Bahwa berdasarkan  dalil-dalil Permohonan fakta yuridis diatas, Pemohon memohon Kepada Ketua Pengadilan Negeri Palangka Raya cq. Yang Mulia Majelis Hakim Pemeriksa perkara Praperadilan ini untuk memanggil Pemohon dan Termohon serta memeriksa, mengadili dan mmmemutus perkara ini dengan Amar Putusan sebagai berikut :

 

1.            Mengabulkan Permohonan Pemohon Praperadilan dan Permintaan Ganti Rugi Pemohon untuk seluruhnya;  

 

2.            Menyatakan tindakan Termohon menetapkan Pemohon sebagai Tersangka  pada  tanggal  11 September 2023  dengan  sangkaan melakukan Tindak Pidana Kekerasan Dalam Rumah Tangga dan Penganiayaan  sebagaimana Surat Penetapan tersangka nomor ; S .TAP/76/IX/RES.1.24./2023/Ditreskrimum yang tidak sah demi hukum harus di batalkan;

 

3.            Menyatakan tidak sah segala keputusan atau penetapan yang dikeluarkan lebih  lanjut oleh Termohon dan  berkenaan dengan Penetapan Tersangka atas diri Pemohon, serta memerintahkan  kepada  Termohon  untuk  menghentikan  penyidikan  terhadap diri Pemohon;

 

4.            Menyatakan Penahanan yang dilakukan Termohon terhadap diri Pemohon sesuai surat Perintah Penahanan Nomor : SP.Han/ 68 /IX/RES.1.24/2023/Ditreskrimum adalah tidak sah dan cacat hukum;

 

5.            Merehabilitasi Nama Baik Pemohon disertai dengan Memulihkan  hak-hak Pemohon pada   kemampuan, kedudukan dan  harkat serta martabatnya;

 

 

6.            Menghukum Termohon untuk membayar ganti kerugian Pemohon sebesar Rp.  100.000.000,00,- (seratus juta rupiah);

 

7.            Memerintahkan Negara dalam hal ini Pemerintah Republik Indonesia Cq.
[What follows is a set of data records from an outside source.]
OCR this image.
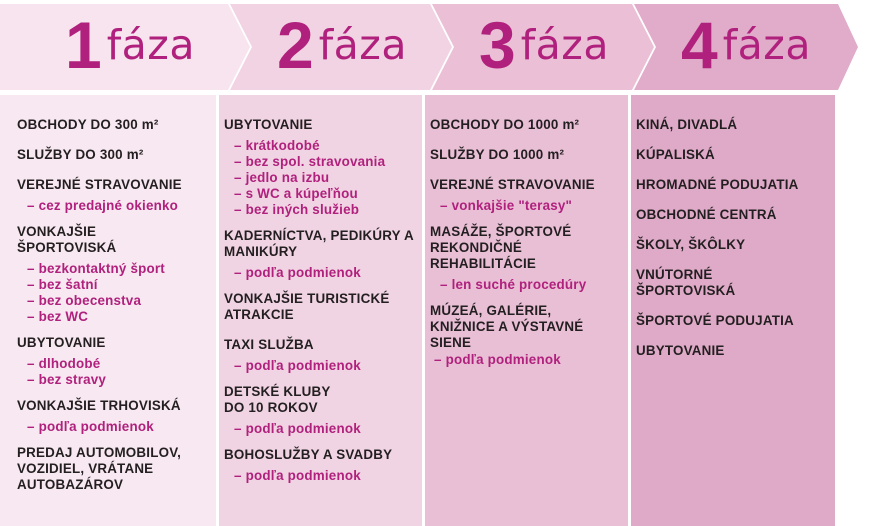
1 fáza 2 fáza 3 fáza 4 fáza
OBCHODY DO 300 m²
SLUŽBY DO 300 m²
VEREJNÉ STRAVOVANIE
– cez predajné okienko
VONKAJŠIE ŠPORTOVISKÁ
– bezkontaktný šport
– bez šatní
– bez obecenstva
– bez WC
UBYTOVANIE
– dlhodobé
– bez stravy
VONKAJŠIE TRHOVISKÁ
– podľa podmienok
PREDAJ AUTOMOBILOV, VOZIDIEL, VRÁTANE AUTOBAZÁROV
UBYTOVANIE
– krátkodobé
– bez spol. stravovania
– jedlo na izbu
– s WC a kúpeľňou
– bez iných služieb
KADERNÍCTVA, PEDIKÚRY A MANIKÚRY
– podľa podmienok
VONKAJŠIE TURISTICKÉ ATRAKCIE
TAXI SLUŽBA
– podľa podmienok
DETSKÉ KLUBY DO 10 ROKOV
– podľa podmienok
BOHOSLUŽBY A SVADBY
– podľa podmienok
OBCHODY DO 1000 m²
SLUŽBY DO 1000 m²
VEREJNÉ STRAVOVANIE
– vonkajšie "terasy"
MASÁŽE, ŠPORTOVÉ REKONDIČNÉ REHABILITÁCIE
– len suché procedúry
MÚZEÁ, GALÉRIE, KNIŽNICE A VÝSTAVNÉ SIENE
– podľa podmienok
KINÁ, DIVADLÁ
KÚPALISKÁ
HROMADNÉ PODUJATIA
OBCHODNÉ CENTRÁ
ŠKOLY, ŠKÔLKY
VNÚTORNÉ ŠPORTOVISKÁ
ŠPORTOVÉ PODUJATIA
UBYTOVANIE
Menteri Keuangan (turut Termohon) untuk Membayar Kerugian Immateril kepada Pemohon sebesar Rp. 1. 000.000.000,00-  ( satu milyar rupiah) dalam jangka waktu 14 (empat belas) hari kerja.

 

8.            Membebankan kepada Termohon untuk menerima salinan Putusan dalam jangka waktu 3 (tiga) hari dan meminta maaf kepada Pemohon melalui Media Massa baik cetak maupun elektronik selama 1 (satu) minggu berturut-turut;

 

9.            Menghukum Termohon untuk membayar biaya  perkara Praperadilan ini sesuai ketentuan perundang-undangan yang  berlaku;

 

Atau Apabila Hakim berpendapat lain mohon Putusan yang seadil-adilnya (ex aequo et bono)

Demikian Permohonan Praperadilan ini kami sampaikan. Atas perhatiannya, kami ucapkan terima kasih.